I agree with that, but the problem is, he's not here. I havent seen any hives around a house anywhere near me.

I live in a big cucumber growing area as well as melons and other edibles. The commercial pollinators haul in trailer loads of hives and set them around the fields until the blooming is over and then they move them out. But that always happens at night so all I ever see are the hives there for a while and then gone. 

I'll get there. Probably be next year, but I'll be as prepared as I can be before I start.


----------



## DownHome (Jan 20, 2006)

Hey you are two steps ahead of me before I started. I had zippo experience with bees, as a child I was terrified of them, and there were no bee clubs that I could take the time to go to.

So what did I do? I just jumped right in. Did a ton of reading on here and other websites, every book I could get my hands on, got all the things that it sounded like were essential. I watched a bunch of videos on youtube and ordered myself a package of bees. Needless to say the first time I hived my package of bees my heart was beating a bit fast, but it has been a blast then and still is now. I say go for it.

downhome


----------



## BobbyB (Apr 6, 2009)

scrapiron said:


> *BEFORE you buy books, look at the copyrite date on the inside cover. Dont buy any books that are over 10 years old. *


My copy of The Beekeepers Handbook came today. ( Amazon ) Its the 4th Edition, copyright 2011 .


----------



## alleyyooper (Apr 22, 2005)

If the bee keepers in your area are half as smart as this area you don't display your bee hives right along the road. The cost on all things bee keeping has gotten so bad theft is bad.

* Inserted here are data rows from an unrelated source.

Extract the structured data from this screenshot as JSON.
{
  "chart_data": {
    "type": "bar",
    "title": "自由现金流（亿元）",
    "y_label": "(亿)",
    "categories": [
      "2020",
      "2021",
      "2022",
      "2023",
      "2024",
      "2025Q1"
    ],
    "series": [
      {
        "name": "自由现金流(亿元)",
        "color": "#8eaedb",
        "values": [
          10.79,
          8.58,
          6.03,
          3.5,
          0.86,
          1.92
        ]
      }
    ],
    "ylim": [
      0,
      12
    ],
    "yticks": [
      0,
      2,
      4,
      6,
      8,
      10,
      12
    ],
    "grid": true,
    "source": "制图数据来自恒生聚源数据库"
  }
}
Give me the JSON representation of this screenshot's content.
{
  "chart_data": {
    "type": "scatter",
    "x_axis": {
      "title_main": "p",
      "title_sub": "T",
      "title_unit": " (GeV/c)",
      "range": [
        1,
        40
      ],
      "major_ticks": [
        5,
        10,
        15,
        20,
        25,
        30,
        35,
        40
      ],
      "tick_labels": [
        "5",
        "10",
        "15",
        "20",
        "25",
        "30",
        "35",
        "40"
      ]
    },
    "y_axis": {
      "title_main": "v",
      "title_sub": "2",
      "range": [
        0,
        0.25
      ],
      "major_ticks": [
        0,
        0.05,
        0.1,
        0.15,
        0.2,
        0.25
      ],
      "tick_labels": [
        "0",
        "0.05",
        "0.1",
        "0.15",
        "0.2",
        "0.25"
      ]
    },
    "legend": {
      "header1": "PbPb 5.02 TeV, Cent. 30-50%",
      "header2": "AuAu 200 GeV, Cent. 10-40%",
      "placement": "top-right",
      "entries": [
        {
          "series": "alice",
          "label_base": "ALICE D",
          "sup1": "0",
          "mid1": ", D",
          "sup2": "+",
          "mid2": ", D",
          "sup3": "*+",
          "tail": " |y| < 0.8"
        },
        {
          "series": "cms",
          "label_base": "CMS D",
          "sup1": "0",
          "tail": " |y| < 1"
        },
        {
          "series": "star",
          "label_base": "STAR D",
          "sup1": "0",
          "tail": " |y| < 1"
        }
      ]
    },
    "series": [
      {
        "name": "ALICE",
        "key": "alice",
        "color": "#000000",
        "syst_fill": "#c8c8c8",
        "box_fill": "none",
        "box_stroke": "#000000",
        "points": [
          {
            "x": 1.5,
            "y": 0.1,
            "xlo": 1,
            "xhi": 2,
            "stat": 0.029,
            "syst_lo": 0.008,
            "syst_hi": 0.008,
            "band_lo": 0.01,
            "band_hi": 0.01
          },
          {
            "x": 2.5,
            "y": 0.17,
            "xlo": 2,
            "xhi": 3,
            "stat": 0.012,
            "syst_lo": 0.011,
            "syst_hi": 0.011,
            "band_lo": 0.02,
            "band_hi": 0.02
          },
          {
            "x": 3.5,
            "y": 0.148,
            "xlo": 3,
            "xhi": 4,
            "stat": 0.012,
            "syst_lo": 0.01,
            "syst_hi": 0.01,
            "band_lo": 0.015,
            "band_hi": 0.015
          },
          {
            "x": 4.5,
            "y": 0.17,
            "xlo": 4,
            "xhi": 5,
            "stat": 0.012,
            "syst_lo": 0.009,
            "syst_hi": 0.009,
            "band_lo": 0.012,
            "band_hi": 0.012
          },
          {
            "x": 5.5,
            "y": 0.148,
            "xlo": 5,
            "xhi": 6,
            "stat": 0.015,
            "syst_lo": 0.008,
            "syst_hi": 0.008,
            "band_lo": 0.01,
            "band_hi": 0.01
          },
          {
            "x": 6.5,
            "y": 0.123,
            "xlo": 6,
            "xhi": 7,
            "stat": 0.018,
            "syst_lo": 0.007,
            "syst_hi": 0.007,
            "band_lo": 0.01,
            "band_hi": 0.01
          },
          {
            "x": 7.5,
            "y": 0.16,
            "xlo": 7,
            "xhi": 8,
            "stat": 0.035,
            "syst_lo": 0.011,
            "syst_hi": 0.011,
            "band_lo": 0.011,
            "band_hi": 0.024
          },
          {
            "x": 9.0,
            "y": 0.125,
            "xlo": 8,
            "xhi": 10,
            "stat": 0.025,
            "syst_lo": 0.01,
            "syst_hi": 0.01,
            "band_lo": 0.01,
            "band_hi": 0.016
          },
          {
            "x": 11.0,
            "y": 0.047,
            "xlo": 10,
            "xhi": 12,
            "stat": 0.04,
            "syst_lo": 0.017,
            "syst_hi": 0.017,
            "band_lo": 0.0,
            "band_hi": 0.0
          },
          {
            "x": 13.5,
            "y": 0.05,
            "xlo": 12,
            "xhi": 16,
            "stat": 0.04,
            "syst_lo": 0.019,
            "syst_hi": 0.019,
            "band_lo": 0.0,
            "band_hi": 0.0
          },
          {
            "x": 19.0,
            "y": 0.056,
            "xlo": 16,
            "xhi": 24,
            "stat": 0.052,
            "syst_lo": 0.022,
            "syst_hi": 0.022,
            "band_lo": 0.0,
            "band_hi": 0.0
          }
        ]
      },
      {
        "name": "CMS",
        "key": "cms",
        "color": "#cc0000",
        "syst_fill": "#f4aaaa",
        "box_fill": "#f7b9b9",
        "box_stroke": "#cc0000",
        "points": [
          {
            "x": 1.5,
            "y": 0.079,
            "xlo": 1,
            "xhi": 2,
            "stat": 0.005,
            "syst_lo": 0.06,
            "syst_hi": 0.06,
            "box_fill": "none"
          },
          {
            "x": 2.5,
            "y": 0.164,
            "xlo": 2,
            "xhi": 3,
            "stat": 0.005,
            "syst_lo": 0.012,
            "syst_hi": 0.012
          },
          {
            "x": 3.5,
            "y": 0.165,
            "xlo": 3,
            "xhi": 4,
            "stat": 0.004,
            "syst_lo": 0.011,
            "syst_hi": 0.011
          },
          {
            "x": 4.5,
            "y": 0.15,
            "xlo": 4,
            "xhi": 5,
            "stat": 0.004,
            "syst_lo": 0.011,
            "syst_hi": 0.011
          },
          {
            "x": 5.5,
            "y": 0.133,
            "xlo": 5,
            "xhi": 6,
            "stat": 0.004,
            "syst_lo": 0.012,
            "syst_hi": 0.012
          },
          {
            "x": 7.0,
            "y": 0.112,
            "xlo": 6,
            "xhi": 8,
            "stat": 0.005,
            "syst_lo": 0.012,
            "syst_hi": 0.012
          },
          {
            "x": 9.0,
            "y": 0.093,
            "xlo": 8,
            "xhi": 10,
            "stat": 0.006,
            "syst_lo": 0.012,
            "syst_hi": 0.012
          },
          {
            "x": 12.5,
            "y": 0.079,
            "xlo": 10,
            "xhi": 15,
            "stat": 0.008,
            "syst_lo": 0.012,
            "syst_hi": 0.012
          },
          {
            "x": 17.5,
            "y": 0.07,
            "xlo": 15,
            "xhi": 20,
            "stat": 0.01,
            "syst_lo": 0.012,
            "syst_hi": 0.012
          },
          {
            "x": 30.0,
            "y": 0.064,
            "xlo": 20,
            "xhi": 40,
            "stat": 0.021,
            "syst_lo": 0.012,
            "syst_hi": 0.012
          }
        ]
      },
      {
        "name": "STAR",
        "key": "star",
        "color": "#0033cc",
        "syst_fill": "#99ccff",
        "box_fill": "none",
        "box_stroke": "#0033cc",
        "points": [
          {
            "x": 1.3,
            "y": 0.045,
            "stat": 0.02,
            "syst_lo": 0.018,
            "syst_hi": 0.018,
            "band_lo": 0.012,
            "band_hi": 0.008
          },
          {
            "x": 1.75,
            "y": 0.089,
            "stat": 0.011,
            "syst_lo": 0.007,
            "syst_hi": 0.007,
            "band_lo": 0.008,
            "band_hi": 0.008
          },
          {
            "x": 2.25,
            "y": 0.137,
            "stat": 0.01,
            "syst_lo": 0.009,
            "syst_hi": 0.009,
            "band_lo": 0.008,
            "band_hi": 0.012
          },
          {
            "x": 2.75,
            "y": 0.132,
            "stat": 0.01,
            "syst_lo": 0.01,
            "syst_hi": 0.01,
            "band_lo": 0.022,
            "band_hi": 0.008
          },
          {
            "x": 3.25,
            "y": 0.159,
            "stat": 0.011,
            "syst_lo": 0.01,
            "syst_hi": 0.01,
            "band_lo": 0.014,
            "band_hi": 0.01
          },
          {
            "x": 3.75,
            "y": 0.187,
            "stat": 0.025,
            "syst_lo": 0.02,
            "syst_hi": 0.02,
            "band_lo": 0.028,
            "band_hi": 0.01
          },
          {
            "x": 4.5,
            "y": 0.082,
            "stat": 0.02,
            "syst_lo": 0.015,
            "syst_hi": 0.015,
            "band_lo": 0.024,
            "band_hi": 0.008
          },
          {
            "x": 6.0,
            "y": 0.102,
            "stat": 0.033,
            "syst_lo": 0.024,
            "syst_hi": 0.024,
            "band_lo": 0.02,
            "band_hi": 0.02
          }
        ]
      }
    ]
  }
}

A couple with a screen net and a hive carrier can make off with a pick up load of hives a night.

Fellow down the road a half mile had bees on his property for 40 years, I've lived here for 26 years and never knew there were bees there till I Met him at a club meeting. We have colonies in our front yard and back yard that can't bee seen from the road because of our spruce tree wind block and we don't hang a honey for sale sign by the road to let crooks know. We do have some hives that can be seen from the road if you look really really hard. They are in the back of a Cops property about 1500 feet off the road. All the rest are back in fence rows at a horse farm, to the back of a Christmas tree farm and the back property of a tree nursery and other simular places.

 Al


----------



## tom j (Apr 3, 2009)

I got hives here in 07 ,, had some in 06 at our sons ,, none can or could be seen from the road ,,, here my 4 are in a fence , so you have to walk around the yard to see them .. I did see one other hive down the st from here ,, thats in a fence to ,, no idea how long its been there


----------